Jehovah’s Witnesses

A few of you asked for an update on my meeting with two Jehovah’s Witness members, Vida and Perry. Vida had come by months ago and gave me a Watchtower magazine. I flipped through it and threw it away (sort of like getting the mail – my operative questions are, “What can I throw away? What do I have to pay?).

The day Vida came to the door she asked me about government, a good lead in since that’s on most minds these days. Jehovah’s Witnesses, though I don’t know if they are strictly non-participants in government, take a dim view of worldly governments and involvement in anything outside of the Kingdom of God. I told them that everything we do is a political statement: I proclaim to the government that my allegiance is not as much to the flag or the U.S. as much as to Christ.
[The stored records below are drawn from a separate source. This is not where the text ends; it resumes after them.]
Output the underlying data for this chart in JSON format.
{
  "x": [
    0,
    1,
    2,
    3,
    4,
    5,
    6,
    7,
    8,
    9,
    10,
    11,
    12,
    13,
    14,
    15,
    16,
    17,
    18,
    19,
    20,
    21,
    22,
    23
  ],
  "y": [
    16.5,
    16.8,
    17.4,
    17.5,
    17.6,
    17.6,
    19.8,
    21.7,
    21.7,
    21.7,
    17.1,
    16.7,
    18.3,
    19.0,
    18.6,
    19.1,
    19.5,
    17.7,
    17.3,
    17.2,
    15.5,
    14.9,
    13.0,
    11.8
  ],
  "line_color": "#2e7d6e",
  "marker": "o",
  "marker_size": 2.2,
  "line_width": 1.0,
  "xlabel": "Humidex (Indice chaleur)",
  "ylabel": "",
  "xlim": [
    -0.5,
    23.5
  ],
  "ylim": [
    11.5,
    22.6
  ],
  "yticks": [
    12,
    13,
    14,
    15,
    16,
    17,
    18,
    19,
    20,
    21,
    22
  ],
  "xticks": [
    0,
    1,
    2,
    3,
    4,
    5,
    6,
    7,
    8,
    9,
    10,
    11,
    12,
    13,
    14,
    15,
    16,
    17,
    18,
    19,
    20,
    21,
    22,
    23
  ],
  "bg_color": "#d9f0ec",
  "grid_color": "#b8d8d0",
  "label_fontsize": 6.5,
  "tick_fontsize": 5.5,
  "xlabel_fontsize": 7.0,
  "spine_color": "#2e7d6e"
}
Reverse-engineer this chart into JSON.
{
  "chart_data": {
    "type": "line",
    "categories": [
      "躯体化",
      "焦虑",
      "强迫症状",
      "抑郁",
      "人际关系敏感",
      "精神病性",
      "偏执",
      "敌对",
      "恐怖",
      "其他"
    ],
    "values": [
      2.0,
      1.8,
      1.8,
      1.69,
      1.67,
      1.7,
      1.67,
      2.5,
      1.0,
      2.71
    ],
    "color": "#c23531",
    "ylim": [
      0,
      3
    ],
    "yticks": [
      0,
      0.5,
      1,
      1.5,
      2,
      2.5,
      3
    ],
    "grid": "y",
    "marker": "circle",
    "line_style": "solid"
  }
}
If there’s a conflict, I’m going with Christ.

There are several common views of this idea of kingdoms in conflict:

  1. Oil and water view of government and religion (low involvement): “We don’t mix politics and religion.” This is perhaps the most dangerous position because it follows the same acultural and ahistorial reasoning that assumes we are not in some real way enculturated and tempered by our own history. While claiming our politics don’t affect our discipleship, we could be more influenced than those who acknowledge bias or involvement in certain areas. I hear this view espoused by both extreme liberalists and extreme fundamentalists.
  2. Battle for Christian virtues in government view (highly involved): “We’re trying to save our Christian nation.” We try to win over government with Christian ideals, virtue. This has been tried in the 1800s during the Great Awakening and at many other times previously. This usually ends up being good for the government and bad for the church. The church may influence government but in the process the church’s message and witness is damaged. One major and well-known adherent to this view is James Dobson and his ministries.
  3. Kingdom of God only legit government view (non-participation): “We won’t vote or participate in an illegit government – the only authentic and approved participation for the Christian is in the Kingdom of God. Restorationist David Lipscomb was a non-participationist, pacifist. Many believer’s church, primitivist, Anabaptist-rooted churches have strains of this notion of non-participation in government. But our views have become mixed over the years. For instance, I had a political science prof in college who was in the Navy, participates heavily in the political process, but because of principle does not say the pledge of allegiance. Consider the contrast between the “Battle for Christian virtues in government view” that wants to guard the 1954 addition (approved by Eisenhower) of “under God” in the pledge.

Well, I haven’t gotten to what happened when Vida and Perry came to visit last Saturday. I asked them to come for about an hour and visit. They wanted to talk more about government and prove their points about God’s government being the only legit one. I turned the discussion toward something I care more about. I asked, “What does your view of government and these church doctrines have to do with your discipleship/faith?”

Both Perry and Vida had been Baptist, and Perry said JW then answered more of his questions that his old church avoided. We talked about the relative uncertainties of life and that we don’t have all the answers. They pressed the point that yes, indeed, we can have all answers to life’s questions. Sounded familiar from my background. I told them I’d tried that and it didn’t work and was not even biblical (questions not cock-surity abound for God’s children and disciples throughout Scripture). I said that there is mystery in God’s nature, identity, in how Christ and the Holy Spirit interact and who they are as one and three and their work in the world. We understand much from Scripture, our experience, but there is much (perhaps more) that we don’t understand, and I’m learning to be OK with that. They didn’t like that, and neither do many “mainline” evangelicals or fundamentalists or Restorationists of my own stripe.

As we moved to talk about the nature and identity of Jesus, they were teaching me the JW line on the humanity of Jesus and the oneness of God. I said I believe God is both three and one. I believe in the trinity, that Jesus was not created but has been pre-existent with God from everlasting to everlasting. They said Jesus was created before he was born into the world. I asked what happened to produce Jesus before he was born into the world. They didn’t know. I said, “Well, I guess there’s some uncertainty, some mystery in your view as well as in mine.” I said I don’t believe Jesus was merely a “form” of the one God on earth but a distinct person who was with God from the beginning but who was incarnated (became flesh) in the world through a virgin who was made pregnant by the Holy Spirit. My views are basically the Orthodox views of Christianity through the ages, so I’m not saying anything new here.

I may meet another time with Vida and Perry. They are zealous for their faith and something in that makes me want to observe how they live out this zeal, because much of the Christian and cultic world thrives on the zeal of their followers and many assumptions are made about what that looks like. I, along with many others in recent years, have come to seriously question the assumptions of exactly how evangelistic zeal is supposed to look: knocking doors, spouting certain proof texts, convincing with arguments. Yet I can learn something about God in meeting with my neighbors, something about how to treat my neighbor, something about how to move closer toward the kingdom together.